Proppant amount is an important design parameter in re-fracturing design [11]. The stage proppant weight placed during a stage affects bottom hole treating pressure by increasing the hydrostatic pressure, and therefore, negatively affects the STP [18]. The amount of proppant pumped may also affect STP from hole erosion and rounding [28].

3.4.4. Total Clean Volume

It is reasonable to assume that stage treatment size will affect the average STP. Total clean volume pumped should be an indication of treatment size. The hypothesis is that higher total clean volumes will increase average STP [18]. Fluid intensity is also more effective than proppant intensity overall at reducing diminishing effects of production [29]. This indicates that fluid intensity may have positive effects on STP. Thus, we would expect to see a positive effect from total clean volume on average STP.
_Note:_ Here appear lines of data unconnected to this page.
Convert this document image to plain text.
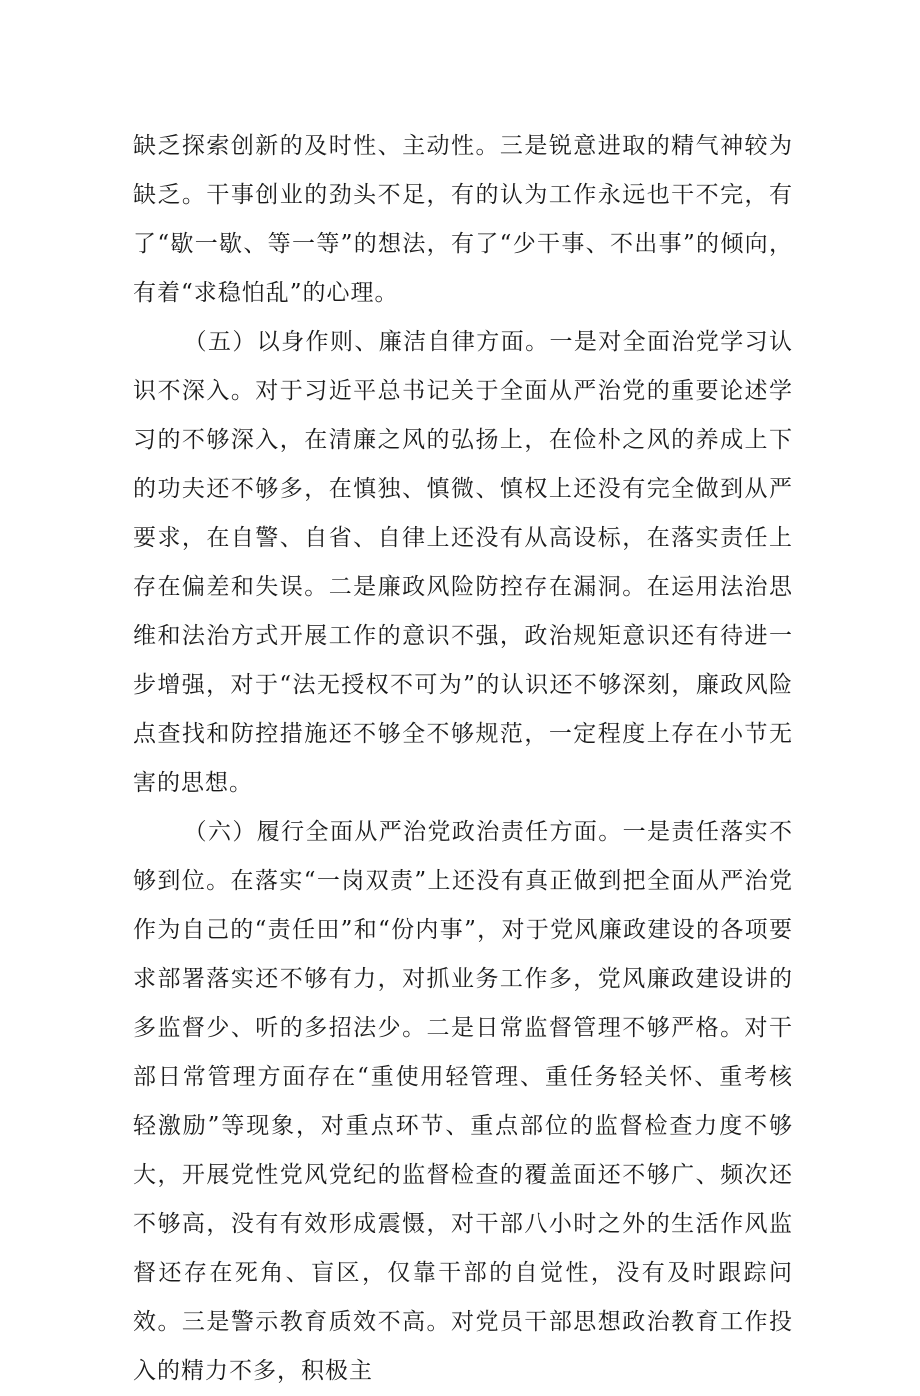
缺乏探索创新的及时性、主动性。三是锐意进取的精气神较为缺乏。干事创业的劲头不足，有的认为工作永远也干不完，有了“歇一歇、等一等”的想法，有了“少干事、不出事”的倾向，有着“求稳怕乱”的心理。

（五）以身作则、廉洁自律方面。一是对全面治党学习认识不深入。对于习近平总书记关于全面从严治党的重要论述学习的不够深入，在清廉之风的弘扬上，在俭朴之风的养成上下的功夫还不够多，在慎独、慎微、慎权上还没有完全做到从严要求，在自警、自省、自律上还没有从高设标，在落实责任上存在偏差和失误。二是廉政风险防控存在漏洞。在运用法治思维和法治方式开展工作的意识不强，政治规矩意识还有待进一步增强，对于“法无授权不可为”的认识还不够深刻，廉政风险点查找和防控措施还不够全不够规范，一定程度上存在小节无害的思想。

（六）履行全面从严治党政治责任方面。一是责任落实不够到位。在落实“一岗双责”上还没有真正做到把全面从严治党作为自己的“责任田”和“份内事”，对于党风廉政建设的各项要求部署落实还不够有力，对抓业务工作多，党风廉政建设讲的多监督少、听的多招法少。二是日常监督管理不够严格。对干部日常管理方面存在“重使用轻管理、重任务轻关怀、重考核轻激励”等现象，对重点环节、重点部位的监督检查力度不够大，开展党性党风党纪的监督检查的覆盖面还不够广、频次还不够高，没有有效形成震慑，对干部八小时之外的生活作风监督还存在死角、盲区，仅靠干部的自觉性，没有及时跟踪问效。三是警示教育质效不高。对党员干部思想政治教育工作投入的精力不多，积极主
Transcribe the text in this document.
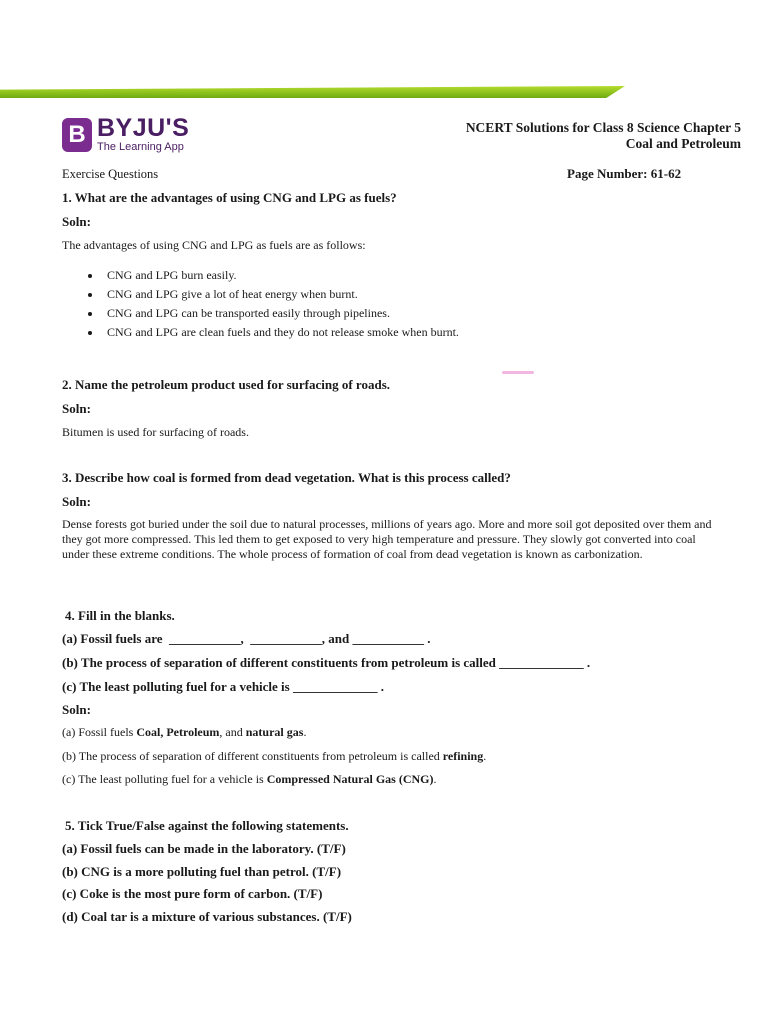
B BYJU'S
The Learning App
NCERT Solutions for Class 8 Science Chapter 5
Coal and Petroleum
Exercise Questions	Page Number: 61-62
1. What are the advantages of using CNG and LPG as fuels?
Soln:
The advantages of using CNG and LPG as fuels are as follows:
CNG and LPG burn easily.
CNG and LPG give a lot of heat energy when burnt.
CNG and LPG can be transported easily through pipelines.
CNG and LPG are clean fuels and they do not release smoke when burnt.
2. Name the petroleum product used for surfacing of roads.
Soln:
Bitumen is used for surfacing of roads.
3. Describe how coal is formed from dead vegetation. What is this process called?
Soln:
Dense forests got buried under the soil due to natural processes, millions of years ago. More and more soil got deposited over them and they got more compressed. This led them to get exposed to very high temperature and pressure. They slowly got converted into coal under these extreme conditions. The whole process of formation of coal from dead vegetation is known as carbonization.
4. Fill in the blanks.
(a) Fossil fuels are  ___________,  ___________, and ___________ .
(b) The process of separation of different constituents from petroleum is called _____________ .
(c) The least polluting fuel for a vehicle is _____________ .
Soln:
(a) Fossil fuels Coal, Petroleum, and natural gas.
(b) The process of separation of different constituents from petroleum is called refining.
(c) The least polluting fuel for a vehicle is Compressed Natural Gas (CNG).
5. Tick True/False against the following statements.
(a) Fossil fuels can be made in the laboratory. (T/F)
(b) CNG is a more polluting fuel than petrol. (T/F)
(c) Coke is the most pure form of carbon. (T/F)
(d) Coal tar is a mixture of various substances. (T/F)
3.4.5. Number of Perforations

Perforations form the conduit from wellbore to formation from which fractures will initiate and treatment will be delivered through [18]. Although only a limited number of perforations may preferentially take fluid and propagate fractures, usually the toe and heel fractures [27], it is still necessary to have a certain number of perforations above the number of fractures for pressure relief during treatment.

3.4.6. Average Pump Rate

Increases in pump rate create more friction along the wellbore and fracture. The average pump rate will most likely influence treatment costs as service companies generally charge for pump time [18]. Therefore, longer pump times will increase treatment costs which can be critical in re-fractured well economics. The assumption is that an increase in average pump rate will increase the average surface treating pressure [18].

3.4.7. Acid Volume Pumped

Acid cleans up any near wellbore damage caused by perforating and cement [18]. It can also affect average STP if the formation is carbonate. The assumption is that an increase in acid volume will decrease the average surface treating pressure [18].

4. Results

4.1. Initial Results

The results from the FE and dynamic FE models are shown in Table 3. It is important to note that any constant term was differenced out of the regression. Therefore, the constant β 0 , the presence of a 3.5″ liner, and the formation are no longer in the regression results. These along with any other unobservable fixed effect captured by the variable α i are now accounted for in the regression results. We see that there is still a statistically significant temporal dependence on average STP from stage to stage, although the coefficient estimate of 0.537 is smaller than that estimated from Kroschel, Rabiei, and Rasouli (2022).
The results from the models closely match those from Kroschel, Rabiei, and Rasouli (2022). However, the coefficient estimate for previous average STP is significantly lower. Model 2 estimates a temporal effect of 0.537 that is statistically significant. Perforation standoff is also positive and statistically significant which matches model estimates from Kroschel, Rabiei, and Rasouli (2022) but is counterintuitive.
One interesting note is that the marginal effects from volume of acid pumped is positive and statistically significant which also matches Kroschel, Rabiei, and Rasouli (2022). Reasons for this will be explored in the next section.
We can also perform an F-test using under the null hypothesis H0: α1 = α2 = … = αi = 0 to see if at least one of the fixed effects are non-zero (Baily, 2017). This will compare the models in this study and the pooled model from Kroschel, Rabiei, and Rasouli (2022). Table 4 shows the model results from this study as well as the results from the pooled model in Kroschel, Rabiei, and Rasouli (2022).
Using R and the pFtest() package, and using the above pooled and FE models, the F-statistic is 11.318 with a p-value of 0.00107 under the null hypothesis that fixed effects are zero and the alternative hypothesis that there are significant effects. Using the qf() function in R, the critical F value is 3.931. Since the F-statistic is greater than the critical value (11.318 > 3.931), we can reject the null hypothesis that at least one of the FE is 0.
Figure 9 shows the regression results with associated statistical significance. Blue indicates an estimated positive marginal effect and red indicates an estimated negative marginal effect on average STP. This provides a concise visual for quick reference for the results of alternating completion parameters on average STP.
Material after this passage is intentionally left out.